Te tracasse pas means ‘don’t worry’ or ‘don’t bother’, although tracasser can mean ‘harass’ in French. Here the harassment is figurative and self-inflicted, so telling someone to (ne) te tracasse pas is similar to saying ‘don’t fret’.

10. Te mets pas la rate au court-bouillon

You may not have heard this one, but it’s an old classic. It literally translates as ‘don’t put your spleen in the court-bouillon’, the court-bouillon referring to a specific kind of broth (it doesn’t get more French than this.)

It’s a figurative way of saying, ‘don’t beat yourself up’, referring to the without doubt highly painful action of dropping your poor spleen into a boiling broth.

READ ALSO: Language dilemmas: Why can’t I understand what French people say?

11. Oublie

Oublie means ‘forget’, and can be used to say ‘forget about it’, as in ce n’est pas grave – it’s doesn’t matter. It’s an interjection, so you drop the s at the end here too, even if you’re addressing someone directly.
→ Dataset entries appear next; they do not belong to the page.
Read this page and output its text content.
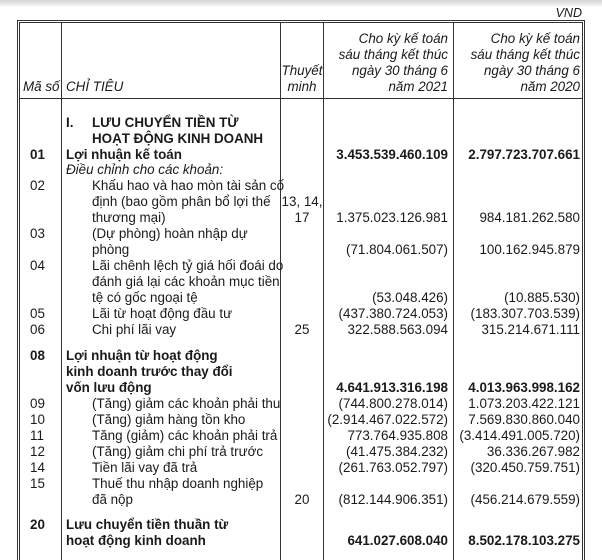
VND
Mã số CHỈ TIÊU
Thuyết
minh
Cho kỳ kế toán
sáu tháng kết thúc
ngày 30 tháng 6
năm 2021
Cho kỳ kế toán
sáu tháng kết thúc
ngày 30 tháng 6
năm 2020
I. LƯU CHUYỂN TIỀN TỪ
HOẠT ĐỘNG KINH DOANH
01 Lợi nhuận kế toán	3.453.539.460.109	2.797.723.707.661
Điều chỉnh cho các khoản:
02	Khấu hao và hao mòn tài sản cố
định (bao gồm phân bổ lợi thế
thương mại)
13, 14,
17	1.375.023.126.981	984.181.262.580
03	(Dự phòng) hoàn nhập dự
phòng	(71.804.061.507)	100.162.945.879
04	Lãi chênh lệch tỷ giá hối đoái do
đánh giá lại các khoản mục tiền
tệ có gốc ngoại tệ	(53.048.426)	(10.885.530)
05	Lãi từ hoạt động đầu tư	(437.380.724.053)	(183.307.703.539)
06	Chi phí lãi vay	25	322.588.563.094	315.214.671.111
08 Lợi nhuận từ hoạt động
kinh doanh trước thay đổi
vốn lưu động	4.641.913.316.198	4.013.963.998.162
09	(Tăng) giảm các khoản phải thu	(744.800.278.014)	1.073.203.422.121
10	(Tăng) giảm hàng tồn kho	(2.914.467.022.572)	7.569.830.860.040
11	Tăng (giảm) các khoản phải trả	773.764.935.808 (3.414.491.005.720)
12	(Tăng) giảm chi phí trả trước	(41.475.384.232)	36.336.267.982
14	Tiền lãi vay đã trả	(261.763.052.797)	(320.450.759.751)
15	Thuế thu nhập doanh nghiệp
đã nộp	20	(812.144.906.351)	(456.214.679.559)
20 Lưu chuyển tiền thuần từ
hoạt động kinh doanh	641.027.608.040	8.502.178.103.275
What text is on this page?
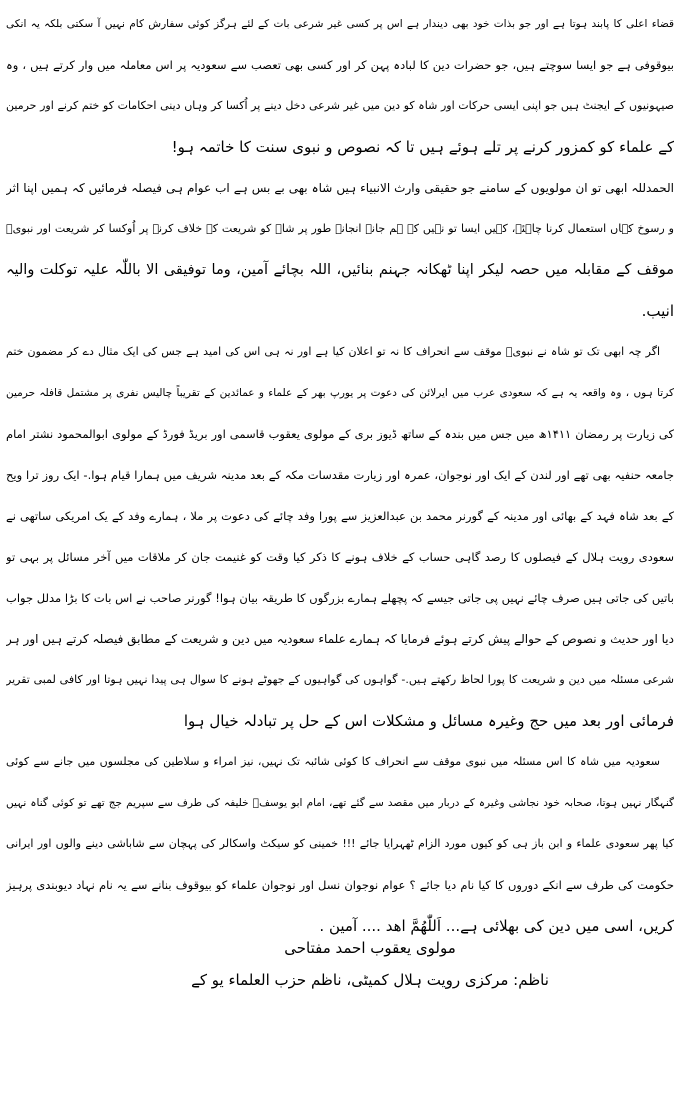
قضاء اعلی کا پابند ہوتا ہے اور جو بذات خود بھی دیندار ہے اس پر کسی غیر شرعی بات کے لئے ہرگز کوئی سفارش کام نہیں آ سکتی بلکہ یہ انکی
بیوقوفی ہے جو ایسا سوچتے ہیں، جو حضرات دین کا لبادہ پہن کر اور کسی بھی تعصب سے سعودیہ پر اس معاملہ میں وار کرتے ہیں ، وہ
صیہونیوں کے ایجنٹ ہیں جو اپنی ایسی حرکات اور شاہ کو دین میں غیر شرعی دخل دینے پر اُکسا کر وہاں دینی احکامات کو ختم کرنے اور حرمین
کے علماء کو کمزور کرنے پر تلے ہوئے ہیں تا کہ نصوص و نبوی سنت کا خاتمہ ہو!
الحمدللہ ابھی تو ان مولویوں کے سامنے جو حقیقی وارث الانبیاء ہیں شاہ بھی بے بس ہے اب عوام ہی فیصلہ فرمائیں کہ ہمیں اپنا اثر
و رسوخ کہاں استعمال کرنا چاہئے، کہیں ایسا تو نہیں کہ ہم جانے انجانے طور پر شاہ کو شریعت کے خلاف کرنے پر اُوکسا کر شریعت اور نبویؐ
موقف کے مقابلہ میں حصہ لیکر اپنا ٹھکانہ جہنم بنائیں، اللہ بچائے آمین، وما توفیقی الا باللّٰہ علیہ توکلت والیہ
انیب.
اگر چہ ابھی تک تو شاہ نے نبویؐ موقف سے انحراف کا نہ تو اعلان کیا ہے اور نہ ہی اس کی امید ہے جس کی ایک مثال دے کر مضمون ختم
کرتا ہوں ، وہ واقعہ یہ ہے کہ سعودی عرب میں ایرلائن کی دعوت پر یورپ بھر کے علماء و عمائدین کے تقریباً چالیس نفری پر مشتمل قافلہ حرمین
کی زیارت پر رمضان ۱۴۱۱ھ میں جس میں بندہ کے ساتھ ڈیوز بری کے مولوی یعقوب قاسمی اور بریڈ فورڈ کے مولوی ابوالمحمود نشتر امام
جامعہ حنفیہ بھی تھے اور لندن کے ایک اور نوجوان، عمرہ اور زیارت مقدسات مکہ کے بعد مدینہ شریف میں ہمارا قیام ہوا.- ایک روز ترا ویح
کے بعد شاہ فہد کے بھائی اور مدینہ کے گورنر محمد بن عبدالعزیز سے پورا وفد چائے کی دعوت پر ملا ، ہمارے وفد کے یک امریکی ساتھی نے
سعودی رویت ہلال کے فیصلوں کا رصد گاہی حساب کے خلاف ہونے کا ذکر کیا وقت کو غنیمت جان کر ملاقات میں آخر مسائل پر بہی تو
باتیں کی جاتی ہیں صرف چائے نہیں پی جاتی جیسے کہ پچھلے ہمارے بزرگوں کا طریقہ بیان ہوا! گورنر صاحب نے اس بات کا بڑا مدلل جواب
دیا اور حدیث و نصوص کے حوالے پیش کرتے ہوئے فرمایا کہ ہمارے علماء سعودیہ میں دین و شریعت کے مطابق فیصلہ کرتے ہیں اور ہر
شرعی مسئلہ میں دین و شریعت کا پورا لحاظ رکھتے ہیں.- گواہوں کی گواہیوں کے جھوٹے ہونے کا سوال ہی پیدا نہیں ہوتا اور کافی لمبی تقریر
فرمائی اور بعد میں حج وغیرہ مسائل و مشکلات اس کے حل پر تبادلہ خیال ہوا
سعودیہ میں شاہ کا اس مسئلہ میں نبوی موقف سے انحراف کا کوئی شائبہ تک نہیں، نیز امراء و سلاطین کی مجلسوں میں جانے سے کوئی
گنہگار نہیں ہوتا، صحابہ خود نجاشی وغیرہ کے دربار میں مقصد سے گئے تھے، امام ابو یوسفؒ خلیفہ کی طرف سے سپریم جج تھے تو کوئی گناہ نہیں
کیا پھر سعودی علماء و ابن باز ہی کو کیوں مورد الزام ٹھہرایا جائے !!! خمینی کو سیکٹ واسکالر کی پہچان سے شاباشی دینے والوں اور ایرانی
حکومت کی طرف سے انکے دوروں کا کیا نام دیا جائے ؟ عوام نوجوان نسل اور نوجوان علماء کو بیوقوف بنانے سے یہ نام نہاد دیوبندی پرہیز
کریں، اسی میں دین کی بھلائی ہے... اَللّٰھُمَّ اھد .... آمین .
مولوی یعقوب احمد مفتاحی
ناظم: مرکزی رویت ہلال کمیٹی، ناظم حزب العلماء یو کے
You can also say on oublie – let’s forget about it.

12. Ça ne sert à rien

If something ne sert à rien, ‘it’s no use’. Use this the next time your friend is fretting over some impossible French bureaucratic task that you know doesn’t serve any real purpose: ça ne sert strictement à rien – it doesn’t really make any difference.

READ ALSO: The A-Z of French bureaucracy

13. C’est inutile

This is one of the queen of linguistic uselessness. When all hope is lost, c’est inutile – it’s useless, futile, pointless. Inutile d’essayer, on a déjà perdu – no use in trying, we’ve already lost.